MOURIR, EN 1782

Neuf ans après son mariage, Pierre Rigou (voir panneau précédent) fait son testament nuncupatif, c’est à dire écrit par le notaire sous sa dictée.
 Il partage ses biens entre sa femme et ses trois filles mineures.

 Le testament de Pierre Rigou est un acte civil mais aussi religieux.
 Toujours domestique au château de Lajaumont, il veut se mettre en règle avec sa conscience et fera dire des messes et distribuer des aumônes pour 210 livres.
 Le curé de Linards recevra durant l’année de son décès 180 livres pour faire 50 services (offices qu’on célèbre pour les morts) et des messes basses (qui se disent sans chant), puis 30 livres l’année suivante pour d’autres messes basses.
 Le prêtre recevra également 30 livres à distribuer aux pauvres de la paroisse.

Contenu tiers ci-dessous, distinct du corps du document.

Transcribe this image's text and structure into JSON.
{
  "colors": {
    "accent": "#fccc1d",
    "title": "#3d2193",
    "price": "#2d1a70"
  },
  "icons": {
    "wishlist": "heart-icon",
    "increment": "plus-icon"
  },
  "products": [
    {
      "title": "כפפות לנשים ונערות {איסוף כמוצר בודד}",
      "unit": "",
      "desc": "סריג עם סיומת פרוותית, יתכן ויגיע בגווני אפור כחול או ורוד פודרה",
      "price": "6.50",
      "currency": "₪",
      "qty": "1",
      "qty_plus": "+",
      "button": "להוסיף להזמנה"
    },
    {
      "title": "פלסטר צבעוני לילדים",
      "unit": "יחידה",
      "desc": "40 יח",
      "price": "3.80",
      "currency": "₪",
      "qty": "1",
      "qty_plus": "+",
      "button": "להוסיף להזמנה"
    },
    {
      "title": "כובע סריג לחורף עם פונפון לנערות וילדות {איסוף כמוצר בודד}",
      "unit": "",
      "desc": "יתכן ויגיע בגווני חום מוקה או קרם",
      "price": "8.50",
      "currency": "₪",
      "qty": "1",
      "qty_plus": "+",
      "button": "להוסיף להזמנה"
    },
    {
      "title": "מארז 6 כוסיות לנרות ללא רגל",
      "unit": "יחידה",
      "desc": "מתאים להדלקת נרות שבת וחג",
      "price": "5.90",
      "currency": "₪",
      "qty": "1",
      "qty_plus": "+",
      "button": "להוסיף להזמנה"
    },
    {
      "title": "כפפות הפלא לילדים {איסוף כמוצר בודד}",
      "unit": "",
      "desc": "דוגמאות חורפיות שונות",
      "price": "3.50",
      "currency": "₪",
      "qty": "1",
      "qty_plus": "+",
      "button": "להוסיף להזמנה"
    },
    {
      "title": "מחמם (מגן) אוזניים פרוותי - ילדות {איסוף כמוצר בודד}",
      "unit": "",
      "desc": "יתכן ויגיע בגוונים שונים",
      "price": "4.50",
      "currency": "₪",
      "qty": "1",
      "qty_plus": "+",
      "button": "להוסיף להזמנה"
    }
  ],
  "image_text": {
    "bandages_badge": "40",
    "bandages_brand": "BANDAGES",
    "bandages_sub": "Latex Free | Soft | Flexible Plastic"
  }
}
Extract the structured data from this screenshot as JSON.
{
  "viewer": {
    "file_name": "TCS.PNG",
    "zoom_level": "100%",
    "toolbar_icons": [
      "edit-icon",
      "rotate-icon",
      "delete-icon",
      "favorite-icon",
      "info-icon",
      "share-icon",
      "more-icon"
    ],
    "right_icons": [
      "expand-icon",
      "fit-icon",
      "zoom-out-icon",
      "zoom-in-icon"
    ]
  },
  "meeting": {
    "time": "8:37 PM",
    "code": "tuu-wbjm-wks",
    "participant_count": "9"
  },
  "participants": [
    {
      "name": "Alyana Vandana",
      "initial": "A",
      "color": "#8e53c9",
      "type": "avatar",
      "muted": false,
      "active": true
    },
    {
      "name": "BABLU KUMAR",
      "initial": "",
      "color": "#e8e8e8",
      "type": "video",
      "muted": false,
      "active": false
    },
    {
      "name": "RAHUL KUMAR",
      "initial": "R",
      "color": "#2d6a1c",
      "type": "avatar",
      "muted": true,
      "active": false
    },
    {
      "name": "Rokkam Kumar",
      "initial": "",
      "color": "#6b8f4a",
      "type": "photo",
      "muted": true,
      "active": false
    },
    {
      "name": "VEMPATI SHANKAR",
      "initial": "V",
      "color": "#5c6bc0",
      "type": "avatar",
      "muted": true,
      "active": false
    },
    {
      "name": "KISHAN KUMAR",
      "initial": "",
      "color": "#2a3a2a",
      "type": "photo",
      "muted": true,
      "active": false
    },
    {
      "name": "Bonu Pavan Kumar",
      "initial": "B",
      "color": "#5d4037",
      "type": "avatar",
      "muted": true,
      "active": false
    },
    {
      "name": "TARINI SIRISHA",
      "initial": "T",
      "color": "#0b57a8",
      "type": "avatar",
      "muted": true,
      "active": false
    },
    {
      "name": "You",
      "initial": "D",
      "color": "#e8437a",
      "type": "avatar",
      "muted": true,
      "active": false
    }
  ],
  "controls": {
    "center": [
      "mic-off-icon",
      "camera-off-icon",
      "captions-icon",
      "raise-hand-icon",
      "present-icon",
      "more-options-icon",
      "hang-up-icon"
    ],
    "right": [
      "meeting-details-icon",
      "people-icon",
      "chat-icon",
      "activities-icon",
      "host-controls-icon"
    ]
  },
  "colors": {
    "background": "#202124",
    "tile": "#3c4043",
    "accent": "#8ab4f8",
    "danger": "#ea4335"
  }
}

 Il répartit ensuite son « entière hérédité » (sa succession) entre ses 3 filles.
 A défaut de fils aîné, il institue sa fille aînée son héritière universelle : c’est elle qui recueille tous les biens du défunt.

 Ses filles n’étant bien entendu pas mariées, elles n’ont pas reçu leur part successorale sous forme de dot et rentrent donc dans la succession. Les deux plus jeunes, ses héritières particulières, ne recevront qu’une partie des biens, chacune 1200 livres en trois fois lorsqu’elles seront majeures ou mariées.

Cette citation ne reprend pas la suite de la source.